The biggest challenge in quitting a bad habit like eating junk food or starting a good habit like eating healthy food is the battle that goes in your mind.
The old habit is firmly entrenched in your daily route and your brain is wired to expect it and carry it out. This often comes in the form of physical or psychological dependency, especially when the bad habit is a powerful drug like caffeine, nicotine, alcohol, or some street or prescription drug.
The natural inclination to overcome it is to think about all the damage that can be caused if you continue the bad habit. This strategy only serves to get you thinking more about the depressing aspects of what you’ve been doing to yourself.
Another common strategy is to come up with ways to deal with the cravings once they arrive. With this method, you end up obsessing about how you’ll handle the cravings as you anticipate their arrival.
None of these strategies has worked well for me. In my articles about giving up coffee and losing weight, I wrote about not giving the problem your attention. My new strategy builds on that strategy by adding a new powerful component.
Here’s how I came up with it. When I thought back to when I’ve been the most successful in my life, I noticed a common pattern whenever I delivered a great speech or had a particularly good game playing a sport that I liked. When I was successful, I wasn’t thinking about whether I was doing it right or how I would deal with mistakes. Nor was I deliberating about my next move, but rather my mind was simply focused on the outcome I wanted.
Whenever I allowed my mind to wander, I failed. Why? Because when I allowed my mind to wander, it returned to default patterns of thinking. This included thinking about past mistakes and the possibility of being humiliated if my performance was bad. But when I did not think or deliberate but rather just concentrated on what I “wanted” to happen, almost like magic, I would be successful just like I imagined. I might be uncomfortable or get off track a bit during the activity, but as long as I brought my mind back to concentrating on what I wanted, I’d be successful.
The way I got myself into the habit of exercising on a daily basis was by envisioning the healthy, slim, and muscular body that I wanted.

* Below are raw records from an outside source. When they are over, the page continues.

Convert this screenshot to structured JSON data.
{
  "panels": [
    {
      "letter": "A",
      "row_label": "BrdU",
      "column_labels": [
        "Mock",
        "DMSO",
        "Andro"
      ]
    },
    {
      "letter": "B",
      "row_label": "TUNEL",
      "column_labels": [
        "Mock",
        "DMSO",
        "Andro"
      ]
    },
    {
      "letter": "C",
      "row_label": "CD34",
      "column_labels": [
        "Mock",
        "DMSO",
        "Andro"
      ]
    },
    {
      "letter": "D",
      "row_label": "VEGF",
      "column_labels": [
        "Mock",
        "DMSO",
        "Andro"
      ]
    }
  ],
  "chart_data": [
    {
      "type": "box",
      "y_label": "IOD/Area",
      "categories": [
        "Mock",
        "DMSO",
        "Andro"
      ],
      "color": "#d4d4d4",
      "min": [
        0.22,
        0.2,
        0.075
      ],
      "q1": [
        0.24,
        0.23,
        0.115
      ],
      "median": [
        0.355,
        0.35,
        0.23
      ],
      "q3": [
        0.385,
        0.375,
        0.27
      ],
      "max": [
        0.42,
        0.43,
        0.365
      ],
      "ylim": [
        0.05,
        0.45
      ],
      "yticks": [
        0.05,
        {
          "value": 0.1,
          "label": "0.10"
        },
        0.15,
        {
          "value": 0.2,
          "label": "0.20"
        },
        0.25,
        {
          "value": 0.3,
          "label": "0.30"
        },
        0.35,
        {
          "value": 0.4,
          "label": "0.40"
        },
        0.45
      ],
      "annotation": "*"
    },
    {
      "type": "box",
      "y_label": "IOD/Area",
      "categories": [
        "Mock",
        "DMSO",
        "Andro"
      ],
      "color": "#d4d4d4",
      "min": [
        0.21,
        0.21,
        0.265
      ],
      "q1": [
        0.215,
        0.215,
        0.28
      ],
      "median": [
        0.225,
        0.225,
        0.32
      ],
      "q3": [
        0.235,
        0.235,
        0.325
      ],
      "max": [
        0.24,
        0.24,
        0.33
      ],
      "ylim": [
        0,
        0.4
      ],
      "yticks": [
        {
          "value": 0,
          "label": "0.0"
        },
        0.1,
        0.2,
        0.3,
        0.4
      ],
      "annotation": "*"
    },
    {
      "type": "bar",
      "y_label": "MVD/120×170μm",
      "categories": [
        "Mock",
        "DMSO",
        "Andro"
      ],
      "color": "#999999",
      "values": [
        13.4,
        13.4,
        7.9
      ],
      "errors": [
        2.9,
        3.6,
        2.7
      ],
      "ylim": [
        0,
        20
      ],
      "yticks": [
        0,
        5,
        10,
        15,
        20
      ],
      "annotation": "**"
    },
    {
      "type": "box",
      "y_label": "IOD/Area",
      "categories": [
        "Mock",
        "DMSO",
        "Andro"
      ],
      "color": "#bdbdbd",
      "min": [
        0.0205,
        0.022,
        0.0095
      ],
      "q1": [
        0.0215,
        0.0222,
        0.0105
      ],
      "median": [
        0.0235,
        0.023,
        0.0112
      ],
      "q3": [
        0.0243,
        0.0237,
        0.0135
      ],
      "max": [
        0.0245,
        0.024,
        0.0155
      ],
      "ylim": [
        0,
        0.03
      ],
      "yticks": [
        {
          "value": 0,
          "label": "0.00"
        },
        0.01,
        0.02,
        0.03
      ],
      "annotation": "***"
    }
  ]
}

If I thought about the work, the extra pounds I needed to lose, or the possibility of not making it through the exercise routine, I would either talk myself out of it or do a poor job.
There are countless methods out there for giving up bad habits and starting good ones. Many of them involve making lists of all the negative reasons why you need to quit the bad habit and another list of all the benefits of doing so. Or if it’s a good habit, they suggest making lists of all the negative reasons why you need to acquire the good habit and another one of all the benefits of doing so.
I think the process of making these lists is useful in establishing a good mental foundation for you, and your subconscious, to refer back to as you proceed. But when you’re in the process of quitting or starting a habit your mind goes in many different directions if you let it. This is particularly true when you’re dealing with physical cravings. Even when you’re starting a good habit, you’ll still need to install some new mental wiring.
So what’s the solution? Because your mind is rewiring itself for a new set of mental and physical instructions, which can be confusing to you while this is happening, the solution must be simple and have a singular focus.
The answer is not to think or deliberate but rather to concentrate “only” on what you want! For example, you might imagine yourself as “A healthy, slim, muscular, and attractive __ year old.” “An energetic, even-tempered, white teeth, and fresh breath non-smoker.” or “A clear-minded, optimistic, courageous, and financially secure non-drinker (or user).”
I have found that creating a mental picture of what I want along with the “feelings” of having it, is the most powerful. On days when I am having trouble motivating myself to go to my home gym and workout, I just picture the body that I want and the feelings of having it and I am instantly motivated.
You will not succeed if you allow your mind to wander to thoughts like “I am too far gone.” “I am not good enough.” “It will take too long.” “I’ll fail just like I did before.” “I can’t deal with the cravings.” or “It’s too much work.” Success comes to those who can quickly learn how to keep their mind focused on what they want. Thinking about the negative aspects only serves to demoralize you. Thinking about the positive aspects gives you the determination and strength to succeed!
I compare this method to meditation. During meditation, you are taught to return to your mantra whenever your mind wanders. You are instructed to do this gently and not forcibly. You are taught to simply return to your mantra each time your thoughts drift away. You are told that you will get better the more you meditate. And the better you get at staying focused on your mantra, the greater the benefits from each meditation session. Your mantra for this purpose is the image of getting what you want and the feelings of having it.
I propose that you use a meditation-like method to keep your mind on what you want when you are quitting a bad habit or starting a good one. As the days pass you’ll get better at staying focused on what you want, the rewiring of your brain will progress, the cravings will subside, and a sense of confidence and mastery will gain in strength.
Maybe this simple solution will work for you.